Un modèle de langage entraîné exclusivement sur des données antérieures à 1931 propose une expérience radicale : observer une intelligence artificielle privée de tout savoir moderne. Une manière de tester les limites réelles des modèles et leur capacité à raisonner sans dépendance au web contemporain.
Une IA figée avant la Seconde Guerre mondiale
Le projet Talkie-1930 consiste à entraîner un modèle de langage uniquement à partir de textes publiés avant la fin de l’année 1930. Livres, journaux, revues scientifiques, brevets ou décisions de justice composent ce corpus, constitué à partir de documents numérisés, puisque l’édition n’était pas encore numérique à l’époque.
Le modèle, doté de 13 milliards de paramètres, est ainsi incapable de répondre à toute question liée à des événements ou innovations postérieurs.
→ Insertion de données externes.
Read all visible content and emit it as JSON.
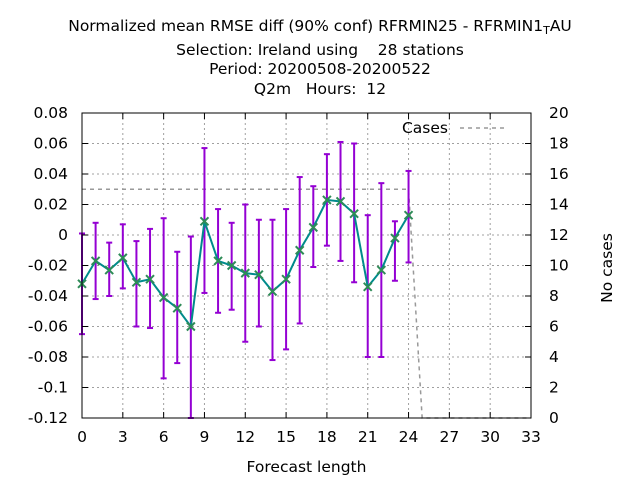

Impossible d’évoquer la Seconde Guerre mondiale, Franklin D. Roosevelt ou le fonctionnement d’un four à micro-ondes. En revanche, il excelle sur les sujets ancrés dans son époque : la crise économique du début des années 1930, les transformations sociales ou les objets culturels de l’entre-deux-guerres.
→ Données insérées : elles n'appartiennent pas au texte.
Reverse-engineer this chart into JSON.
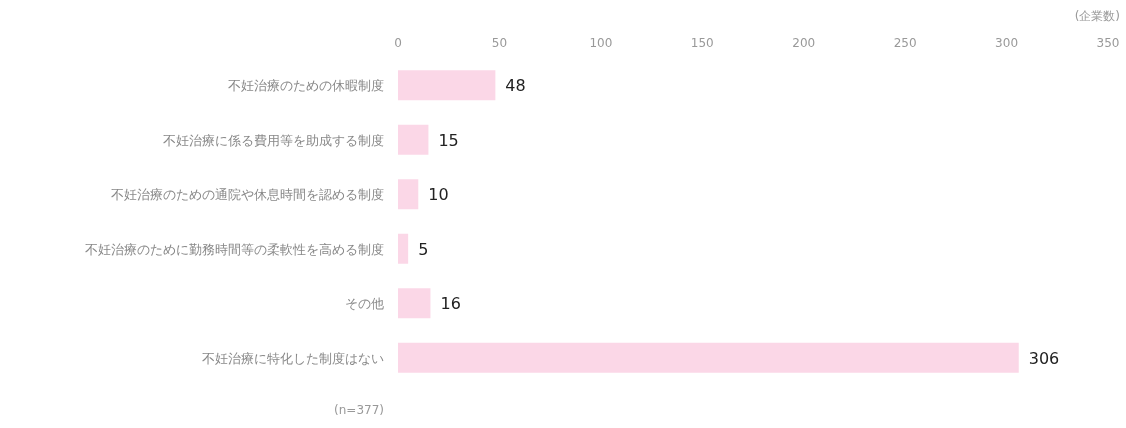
{
  "chart_data": {
    "type": "bar",
    "orientation": "horizontal",
    "xlabel": "(企業数)",
    "categories": [
      "不妊治療のための休暇制度",
      "不妊治療に係る費用等を助成する制度",
      "不妊治療のための通院や休息時間を認める制度",
      "不妊治療のために勤務時間等の柔軟性を高める制度",
      "その他",
      "不妊治療に特化した制度はない"
    ],
    "values": [
      48,
      15,
      10,
      5,
      16,
      306
    ],
    "color": "#fbd7e7",
    "data_labels": true,
    "xlim": [
      0,
      350
    ],
    "xticks": [
      0,
      50,
      100,
      150,
      200,
      250,
      300,
      350
    ],
    "grid": false,
    "annotations": [
      "(n=377)"
    ]
  }
}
D’après The Register, ses concepteurs le présentent comme le plus grand modèle de langage “vintage” à ce jour, avec l’ambition de poursuivre son développement à une échelle encore plus importante.
Tester la capacité réelle des modèles à raisonner
L’intérêt de Talkie c’est de se poser la question : un modèle peut-il produire des connaissances ou des découvertes en se limitant aux informations disponibles à une époque donnée ?
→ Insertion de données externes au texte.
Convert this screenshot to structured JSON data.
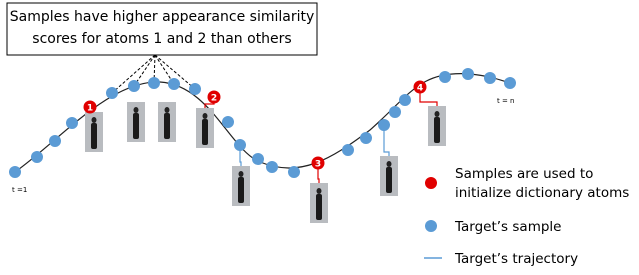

Les chercheurs évoquent notamment un test théorique inspiré de Demis Hassabis : couper les données d’un modèle avant 1911 et lui demander de reconstruire la théorie de la relativité générale à partir des connaissances de l’époque. L’enjeu est de mesurer si une IA peut réellement raisonner ou si elle se contente de recombiner des informations déjà vues.
Dans les premiers tests, Talkie parvient à résoudre certains exercices de programmation, mais de manière très limitée. Les solutions correctes restent simples, souvent réduites à des opérations élémentaires ou à des variations d’exemples fournis. Les auteurs reconnaissent eux-mêmes que le chemin reste long avant d’atteindre un niveau significatif sur ce type de tâches.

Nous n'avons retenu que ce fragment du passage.